In the past 90 days, Wall Street EPS estimates for CXW's 2017 calendar year have been slashed 22% from $2.68 to $2.60. And the stock was nearly cut in half from $27 to $14.
Revenue projections display a drop of over 13% so far as analysts try to figure out what business CXW may be able to hang on to.
According to a Dow Jones story on October 12 the situation is not as dire as you might think. They quote analysts from SunTrust who say "sentiment is overly negative" on Corrections Corp.
Citing its dividend and management's "consistent track record," the investment bank raised its rating on CXW to buy. According to reporter Patrick Sheridan "SunTrust says 'the firm is well positioned to improve margins as state budget conditions improve.' It also thinks the feds could lease or acquire CXW facilities in an effort to end for-profit relationships."
In addition to providing the fundamental residential services relating to inmates, the company also offers rehabilitation and educational programs, including basic education, religious services, life skills and employment training and substance abuse treatment. Corrections Corporation of America is based in Nashville, Tennessee.
The CXW story has a lot of moving parts right now. But until the business outlook is clearer and turns around, the earnings story is one to stay on the sidelines from. The Zacks Rank will let you know.
This Week’s Hidden Gems
Great investing opportunities exist everywhere in the stock market. But how do you find them?
Tracey Ryniec, Stock Strategist at Zacks Investment Research, discusses two hidden gems that might be worth a closer look at by investors:Argan Inc. (NYSE:(AGX - Free Report) -Free Report) andItron Inc. (NASDAQ:(ITRI - Free Report) - Free Report).

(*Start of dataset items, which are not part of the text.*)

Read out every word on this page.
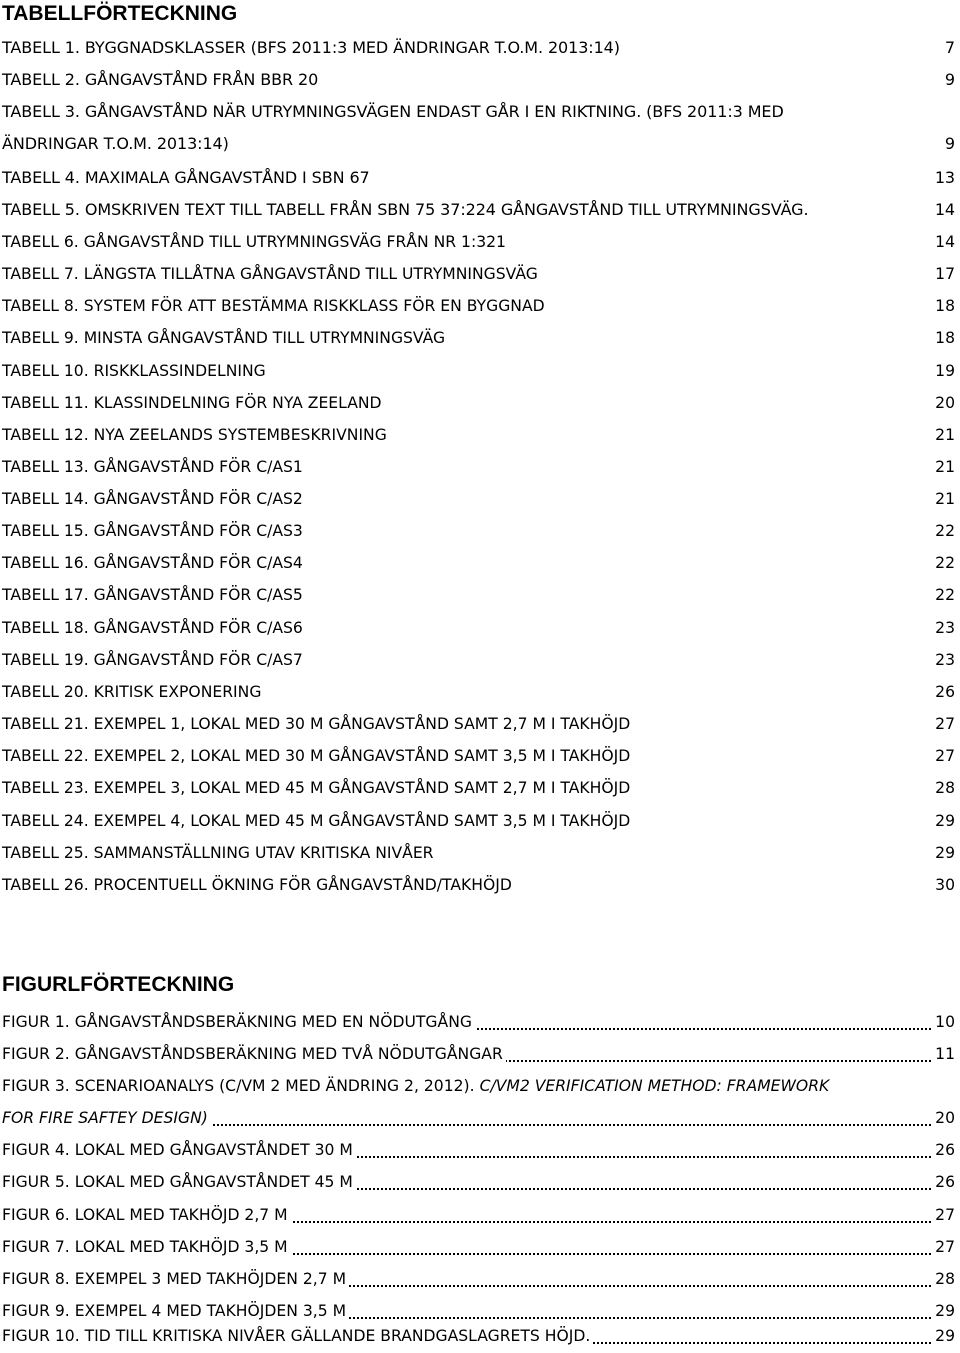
TABELLFÖRTECKNING
TABELL 1. BYGGNADSKLASSER (BFS 2011:3 MED ÄNDRINGAR T.O.M. 2013:14)	7
TABELL 2. GÅNGAVSTÅND FRÅN BBR 20	9
TABELL 3. GÅNGAVSTÅND NÄR UTRYMNINGSVÄGEN ENDAST GÅR I EN RIKTNING. (BFS 2011:3 MED
ÄNDRINGAR T.O.M. 2013:14)	9
TABELL 4. MAXIMALA GÅNGAVSTÅND I SBN 67	13
TABELL 5. OMSKRIVEN TEXT TILL TABELL FRÅN SBN 75 37:224 GÅNGAVSTÅND TILL UTRYMNINGSVÄG.	14
TABELL 6. GÅNGAVSTÅND TILL UTRYMNINGSVÄG FRÅN NR 1:321	14
TABELL 7. LÄNGSTA TILLÅTNA GÅNGAVSTÅND TILL UTRYMNINGSVÄG	17
TABELL 8. SYSTEM FÖR ATT BESTÄMMA RISKKLASS FÖR EN BYGGNAD	18
TABELL 9. MINSTA GÅNGAVSTÅND TILL UTRYMNINGSVÄG	18
TABELL 10. RISKKLASSINDELNING	19
TABELL 11. KLASSINDELNING FÖR NYA ZEELAND	20
TABELL 12. NYA ZEELANDS SYSTEMBESKRIVNING	21
TABELL 13. GÅNGAVSTÅND FÖR C/AS1	21
TABELL 14. GÅNGAVSTÅND FÖR C/AS2	21
TABELL 15. GÅNGAVSTÅND FÖR C/AS3	22
TABELL 16. GÅNGAVSTÅND FÖR C/AS4	22
TABELL 17. GÅNGAVSTÅND FÖR C/AS5	22
TABELL 18. GÅNGAVSTÅND FÖR C/AS6	23
TABELL 19. GÅNGAVSTÅND FÖR C/AS7	23
TABELL 20. KRITISK EXPONERING	26
TABELL 21. EXEMPEL 1, LOKAL MED 30 M GÅNGAVSTÅND SAMT 2,7 M I TAKHÖJD	27
TABELL 22. EXEMPEL 2, LOKAL MED 30 M GÅNGAVSTÅND SAMT 3,5 M I TAKHÖJD	27
TABELL 23. EXEMPEL 3, LOKAL MED 45 M GÅNGAVSTÅND SAMT 2,7 M I TAKHÖJD	28
TABELL 24. EXEMPEL 4, LOKAL MED 45 M GÅNGAVSTÅND SAMT 3,5 M I TAKHÖJD	29
TABELL 25. SAMMANSTÄLLNING UTAV KRITISKA NIVÅER	29
TABELL 26. PROCENTUELL ÖKNING FÖR GÅNGAVSTÅND/TAKHÖJD	30
FIGURLFÖRTECKNING
FIGUR 1. GÅNGAVSTÅNDSBERÄKNING MED EN NÖDUTGÅNG	10
FIGUR 2. GÅNGAVSTÅNDSBERÄKNING MED TVÅ NÖDUTGÅNGAR	11
FIGUR 3. SCENARIOANALYS (C/VM 2 MED ÄNDRING 2, 2012). C/VM2 VERIFICATION METHOD: FRAMEWORK
FOR FIRE SAFTEY DESIGN)	20
FIGUR 4. LOKAL MED GÅNGAVSTÅNDET 30 M	26
FIGUR 5. LOKAL MED GÅNGAVSTÅNDET 45 M	26
FIGUR 6. LOKAL MED TAKHÖJD 2,7 M	27
FIGUR 7. LOKAL MED TAKHÖJD 3,5 M	27
FIGUR 8. EXEMPEL 3 MED TAKHÖJDEN 2,7 M	28
FIGUR 9. EXEMPEL 4 MED TAKHÖJDEN 3,5 M	29
FIGUR 10. TID TILL KRITISKA NIVÅER GÄLLANDE BRANDGASLAGRETS HÖJD.	29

Hidden gems are stocks that are followed only by a handful of Wall Street analysts and which the rest of the stock market doesn’t pay much attention to but they should because their fundamentals are strong.
Argan provides services to the power industry including engineering, procurement and construction of power plants. Revenue jumped 25% in the second quarter.

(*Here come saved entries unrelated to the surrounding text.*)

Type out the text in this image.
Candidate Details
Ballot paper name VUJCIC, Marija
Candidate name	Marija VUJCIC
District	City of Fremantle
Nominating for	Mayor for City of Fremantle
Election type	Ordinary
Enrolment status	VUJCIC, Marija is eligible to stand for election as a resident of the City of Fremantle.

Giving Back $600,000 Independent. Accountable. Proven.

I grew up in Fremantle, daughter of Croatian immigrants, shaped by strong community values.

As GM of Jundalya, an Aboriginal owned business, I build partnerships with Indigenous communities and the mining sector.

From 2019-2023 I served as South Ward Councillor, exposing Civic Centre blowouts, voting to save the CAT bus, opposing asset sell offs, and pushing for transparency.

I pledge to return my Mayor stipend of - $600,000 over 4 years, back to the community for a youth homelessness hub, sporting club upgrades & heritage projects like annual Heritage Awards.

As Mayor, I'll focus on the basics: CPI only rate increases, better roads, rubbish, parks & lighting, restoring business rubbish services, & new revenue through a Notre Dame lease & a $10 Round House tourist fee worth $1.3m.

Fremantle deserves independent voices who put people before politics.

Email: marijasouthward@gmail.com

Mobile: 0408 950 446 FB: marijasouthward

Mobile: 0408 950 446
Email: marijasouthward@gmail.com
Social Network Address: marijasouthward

Earnings are expected to rise over 50% this year. In addition to that growth, it has value fundamentals with a forward P/E of 15.
Itron makes electricity, gas, water and thermal energy measurement devices, otherwise known as smart meters. The analysts who cover the company believe it has groundbreaking technology that could change its industry.
Earnings are expected to grow over 218% this year.